Consider the following URLs: 1) http://intertwingly.net/projects/pegurl/liveview.html#http://¡/ 2) http://intertwingly.net/projects/pegurl/liveview.html#http://¡/ 3) http://intertwingly.net/projects/pegurl/liveview.html#http://%C2%A1/ If you perform a utf-8 decode without BOM on the percent decoding of utf-8 encode on the third URL, you will end up with the second URL. And indeed browsers treat these the two URLs the same. Unfortunately, this is also true for the first URL by virtue of the fact that there are no percent signs to decode. I say unfortunately as browsers do not treat these two URLs the same.
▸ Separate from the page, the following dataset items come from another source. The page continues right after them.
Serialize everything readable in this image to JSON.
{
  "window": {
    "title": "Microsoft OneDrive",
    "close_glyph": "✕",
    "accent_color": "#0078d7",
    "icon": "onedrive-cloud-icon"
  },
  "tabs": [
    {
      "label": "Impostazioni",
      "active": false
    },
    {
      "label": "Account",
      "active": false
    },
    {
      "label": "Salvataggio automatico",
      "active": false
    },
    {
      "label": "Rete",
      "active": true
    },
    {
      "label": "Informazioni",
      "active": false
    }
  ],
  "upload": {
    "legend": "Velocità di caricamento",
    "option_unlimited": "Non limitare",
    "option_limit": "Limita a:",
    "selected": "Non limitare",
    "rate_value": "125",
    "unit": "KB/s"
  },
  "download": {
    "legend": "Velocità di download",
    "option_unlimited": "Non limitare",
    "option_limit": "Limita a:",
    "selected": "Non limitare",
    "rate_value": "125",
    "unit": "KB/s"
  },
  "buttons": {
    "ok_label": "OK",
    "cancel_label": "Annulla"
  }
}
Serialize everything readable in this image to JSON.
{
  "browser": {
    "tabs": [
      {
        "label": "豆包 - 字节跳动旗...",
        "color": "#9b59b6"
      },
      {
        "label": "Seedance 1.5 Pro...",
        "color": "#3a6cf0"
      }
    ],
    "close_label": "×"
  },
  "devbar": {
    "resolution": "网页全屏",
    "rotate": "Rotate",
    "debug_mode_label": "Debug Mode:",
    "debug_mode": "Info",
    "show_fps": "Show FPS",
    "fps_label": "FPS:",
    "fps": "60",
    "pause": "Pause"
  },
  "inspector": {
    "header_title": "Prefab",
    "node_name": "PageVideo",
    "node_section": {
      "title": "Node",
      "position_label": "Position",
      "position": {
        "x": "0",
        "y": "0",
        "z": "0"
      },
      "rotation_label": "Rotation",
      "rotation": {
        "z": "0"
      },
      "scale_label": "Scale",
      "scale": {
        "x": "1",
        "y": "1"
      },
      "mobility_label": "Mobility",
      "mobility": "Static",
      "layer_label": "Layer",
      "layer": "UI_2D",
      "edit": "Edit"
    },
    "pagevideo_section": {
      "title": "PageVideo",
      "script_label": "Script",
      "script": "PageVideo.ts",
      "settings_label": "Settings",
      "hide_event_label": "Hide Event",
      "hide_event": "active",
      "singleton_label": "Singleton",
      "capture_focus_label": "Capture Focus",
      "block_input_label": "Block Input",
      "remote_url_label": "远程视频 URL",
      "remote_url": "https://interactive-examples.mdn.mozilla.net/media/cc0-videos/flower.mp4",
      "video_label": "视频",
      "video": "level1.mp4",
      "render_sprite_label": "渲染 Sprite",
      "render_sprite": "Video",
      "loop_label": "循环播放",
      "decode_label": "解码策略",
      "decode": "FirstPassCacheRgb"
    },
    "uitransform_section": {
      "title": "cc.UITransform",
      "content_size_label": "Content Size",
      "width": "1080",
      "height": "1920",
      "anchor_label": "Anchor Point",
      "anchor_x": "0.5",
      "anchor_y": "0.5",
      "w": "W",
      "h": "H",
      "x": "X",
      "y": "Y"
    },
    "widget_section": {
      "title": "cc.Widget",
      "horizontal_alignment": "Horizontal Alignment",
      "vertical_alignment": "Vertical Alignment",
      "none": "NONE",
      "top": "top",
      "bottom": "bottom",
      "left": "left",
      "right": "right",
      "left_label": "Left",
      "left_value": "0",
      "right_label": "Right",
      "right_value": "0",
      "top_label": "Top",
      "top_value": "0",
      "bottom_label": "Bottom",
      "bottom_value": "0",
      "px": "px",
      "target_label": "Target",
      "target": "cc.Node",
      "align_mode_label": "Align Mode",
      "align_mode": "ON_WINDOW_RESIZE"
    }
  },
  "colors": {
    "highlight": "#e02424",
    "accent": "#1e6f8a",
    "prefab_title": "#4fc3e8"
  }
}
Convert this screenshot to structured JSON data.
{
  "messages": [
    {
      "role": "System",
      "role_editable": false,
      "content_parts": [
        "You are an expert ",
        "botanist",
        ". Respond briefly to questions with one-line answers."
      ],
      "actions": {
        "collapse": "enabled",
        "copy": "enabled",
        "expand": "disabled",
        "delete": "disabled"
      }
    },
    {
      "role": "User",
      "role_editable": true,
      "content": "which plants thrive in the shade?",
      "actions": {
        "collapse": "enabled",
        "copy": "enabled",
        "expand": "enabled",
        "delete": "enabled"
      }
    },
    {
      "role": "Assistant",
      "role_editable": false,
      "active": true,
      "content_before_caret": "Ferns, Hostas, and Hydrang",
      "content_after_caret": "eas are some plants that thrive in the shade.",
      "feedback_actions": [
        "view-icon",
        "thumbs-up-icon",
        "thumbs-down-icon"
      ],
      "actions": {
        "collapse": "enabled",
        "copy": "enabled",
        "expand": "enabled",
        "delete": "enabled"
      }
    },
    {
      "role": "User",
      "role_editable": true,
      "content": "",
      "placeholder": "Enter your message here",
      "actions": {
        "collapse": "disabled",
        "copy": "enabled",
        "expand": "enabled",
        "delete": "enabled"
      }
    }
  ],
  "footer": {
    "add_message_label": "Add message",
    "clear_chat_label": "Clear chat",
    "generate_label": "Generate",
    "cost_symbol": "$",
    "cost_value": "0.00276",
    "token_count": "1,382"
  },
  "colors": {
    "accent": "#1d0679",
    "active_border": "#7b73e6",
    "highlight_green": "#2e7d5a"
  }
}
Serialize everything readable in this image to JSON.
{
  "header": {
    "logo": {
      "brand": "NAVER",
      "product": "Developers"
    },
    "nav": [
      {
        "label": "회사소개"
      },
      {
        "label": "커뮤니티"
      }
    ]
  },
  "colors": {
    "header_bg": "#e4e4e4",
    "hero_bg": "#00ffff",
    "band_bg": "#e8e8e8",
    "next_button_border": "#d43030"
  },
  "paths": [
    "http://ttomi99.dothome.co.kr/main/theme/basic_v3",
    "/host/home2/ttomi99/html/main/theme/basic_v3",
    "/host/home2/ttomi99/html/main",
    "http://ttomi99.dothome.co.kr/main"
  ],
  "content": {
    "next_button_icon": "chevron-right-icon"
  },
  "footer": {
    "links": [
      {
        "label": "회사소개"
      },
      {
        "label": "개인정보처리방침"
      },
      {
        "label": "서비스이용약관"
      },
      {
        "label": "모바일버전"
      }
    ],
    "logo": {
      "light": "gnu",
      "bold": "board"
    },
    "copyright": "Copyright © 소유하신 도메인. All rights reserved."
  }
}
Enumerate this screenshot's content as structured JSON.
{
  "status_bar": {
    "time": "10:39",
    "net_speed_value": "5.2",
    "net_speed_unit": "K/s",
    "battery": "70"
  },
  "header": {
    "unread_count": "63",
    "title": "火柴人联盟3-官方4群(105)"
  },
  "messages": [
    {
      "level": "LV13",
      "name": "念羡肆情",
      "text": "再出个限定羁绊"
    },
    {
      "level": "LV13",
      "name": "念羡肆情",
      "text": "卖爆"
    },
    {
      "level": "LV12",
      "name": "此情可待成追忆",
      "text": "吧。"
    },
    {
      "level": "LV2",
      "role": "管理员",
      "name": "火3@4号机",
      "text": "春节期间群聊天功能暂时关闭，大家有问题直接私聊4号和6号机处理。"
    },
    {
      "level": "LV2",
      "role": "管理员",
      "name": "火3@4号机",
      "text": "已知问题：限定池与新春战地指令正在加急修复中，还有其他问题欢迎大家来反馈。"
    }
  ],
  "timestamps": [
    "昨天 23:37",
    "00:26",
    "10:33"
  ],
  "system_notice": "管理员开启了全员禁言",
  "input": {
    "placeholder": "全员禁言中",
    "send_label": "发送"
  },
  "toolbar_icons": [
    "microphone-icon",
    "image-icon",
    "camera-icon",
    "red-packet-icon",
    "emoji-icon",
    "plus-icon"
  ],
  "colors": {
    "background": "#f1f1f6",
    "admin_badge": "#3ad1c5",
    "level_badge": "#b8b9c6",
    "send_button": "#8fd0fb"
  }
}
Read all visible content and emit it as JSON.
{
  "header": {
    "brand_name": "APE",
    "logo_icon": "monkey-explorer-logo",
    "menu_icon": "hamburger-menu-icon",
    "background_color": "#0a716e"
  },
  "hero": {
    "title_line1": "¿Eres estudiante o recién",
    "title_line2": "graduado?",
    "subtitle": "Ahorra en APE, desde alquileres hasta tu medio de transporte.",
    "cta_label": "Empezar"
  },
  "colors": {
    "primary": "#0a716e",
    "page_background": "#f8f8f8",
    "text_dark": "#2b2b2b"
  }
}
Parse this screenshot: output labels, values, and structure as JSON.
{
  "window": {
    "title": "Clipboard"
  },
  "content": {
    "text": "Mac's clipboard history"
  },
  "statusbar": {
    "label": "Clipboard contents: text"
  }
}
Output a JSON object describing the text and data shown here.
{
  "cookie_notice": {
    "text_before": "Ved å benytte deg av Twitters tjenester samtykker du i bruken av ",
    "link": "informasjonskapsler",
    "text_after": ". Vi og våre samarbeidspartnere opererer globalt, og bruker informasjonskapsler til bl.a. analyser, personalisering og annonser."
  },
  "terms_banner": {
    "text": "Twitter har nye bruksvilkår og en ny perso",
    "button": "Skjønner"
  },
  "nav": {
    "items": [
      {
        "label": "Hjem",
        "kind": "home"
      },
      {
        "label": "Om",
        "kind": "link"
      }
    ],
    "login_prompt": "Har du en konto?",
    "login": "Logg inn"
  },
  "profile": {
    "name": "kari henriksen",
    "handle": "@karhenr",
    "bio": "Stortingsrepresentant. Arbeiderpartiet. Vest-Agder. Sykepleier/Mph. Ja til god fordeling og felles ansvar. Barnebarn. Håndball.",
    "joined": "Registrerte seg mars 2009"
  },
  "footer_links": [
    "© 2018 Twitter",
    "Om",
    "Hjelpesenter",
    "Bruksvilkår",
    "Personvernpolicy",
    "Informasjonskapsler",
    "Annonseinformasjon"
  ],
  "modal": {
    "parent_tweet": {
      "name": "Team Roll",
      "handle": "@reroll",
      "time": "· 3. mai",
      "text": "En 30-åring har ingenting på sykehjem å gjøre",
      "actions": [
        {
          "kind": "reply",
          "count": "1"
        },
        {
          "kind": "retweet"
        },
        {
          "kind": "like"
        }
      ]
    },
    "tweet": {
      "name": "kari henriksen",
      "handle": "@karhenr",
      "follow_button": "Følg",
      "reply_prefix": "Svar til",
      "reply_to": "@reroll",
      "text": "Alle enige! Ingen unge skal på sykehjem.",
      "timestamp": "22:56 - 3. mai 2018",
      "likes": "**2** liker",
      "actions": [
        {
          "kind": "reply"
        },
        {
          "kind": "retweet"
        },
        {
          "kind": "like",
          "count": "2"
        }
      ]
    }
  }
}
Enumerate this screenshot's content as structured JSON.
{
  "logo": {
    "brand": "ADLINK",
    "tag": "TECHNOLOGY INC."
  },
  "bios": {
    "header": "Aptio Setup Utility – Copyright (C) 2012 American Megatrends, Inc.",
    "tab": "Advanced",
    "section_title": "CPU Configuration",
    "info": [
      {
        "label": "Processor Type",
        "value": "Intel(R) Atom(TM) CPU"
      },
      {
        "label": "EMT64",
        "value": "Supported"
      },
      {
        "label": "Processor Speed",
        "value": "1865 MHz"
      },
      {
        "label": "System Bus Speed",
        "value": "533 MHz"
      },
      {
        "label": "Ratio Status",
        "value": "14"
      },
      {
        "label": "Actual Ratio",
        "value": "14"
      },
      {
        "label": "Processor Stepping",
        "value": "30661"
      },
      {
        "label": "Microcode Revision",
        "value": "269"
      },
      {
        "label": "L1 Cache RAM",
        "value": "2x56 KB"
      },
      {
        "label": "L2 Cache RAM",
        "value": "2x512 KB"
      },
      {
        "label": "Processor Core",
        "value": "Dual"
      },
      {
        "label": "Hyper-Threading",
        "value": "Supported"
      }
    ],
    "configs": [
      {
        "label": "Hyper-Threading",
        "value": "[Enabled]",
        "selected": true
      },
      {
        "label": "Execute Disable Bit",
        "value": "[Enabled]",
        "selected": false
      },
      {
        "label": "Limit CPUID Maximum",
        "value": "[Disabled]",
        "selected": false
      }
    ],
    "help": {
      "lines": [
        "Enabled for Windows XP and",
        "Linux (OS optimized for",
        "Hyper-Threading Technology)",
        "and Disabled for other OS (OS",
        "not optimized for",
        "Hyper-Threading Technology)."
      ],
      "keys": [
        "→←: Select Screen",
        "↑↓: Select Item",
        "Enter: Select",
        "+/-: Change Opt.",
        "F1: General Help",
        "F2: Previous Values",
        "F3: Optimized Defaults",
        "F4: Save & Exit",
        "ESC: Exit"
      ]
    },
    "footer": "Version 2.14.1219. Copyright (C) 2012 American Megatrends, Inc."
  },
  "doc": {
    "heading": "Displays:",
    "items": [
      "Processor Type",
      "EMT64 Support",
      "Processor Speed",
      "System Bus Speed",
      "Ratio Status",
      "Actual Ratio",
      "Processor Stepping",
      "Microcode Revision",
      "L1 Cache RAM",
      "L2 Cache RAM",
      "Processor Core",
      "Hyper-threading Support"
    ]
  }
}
I propose that the spec text in step 3 of https://url.spec.whatwg.org/#host-parsing be changed to reference a utf8PercentDecode function, one that only UTF-8 decodes bytes that were produced by percent decoding. One possible implementation of such a function can be found in: http://intertwingly.net/projects/pegurl/url.js
I don't understand why 1) and 2) would be treated the same. Could you elaborate?
After a more careful reading of the spec, I've come to the conclusion that this bug is invalid.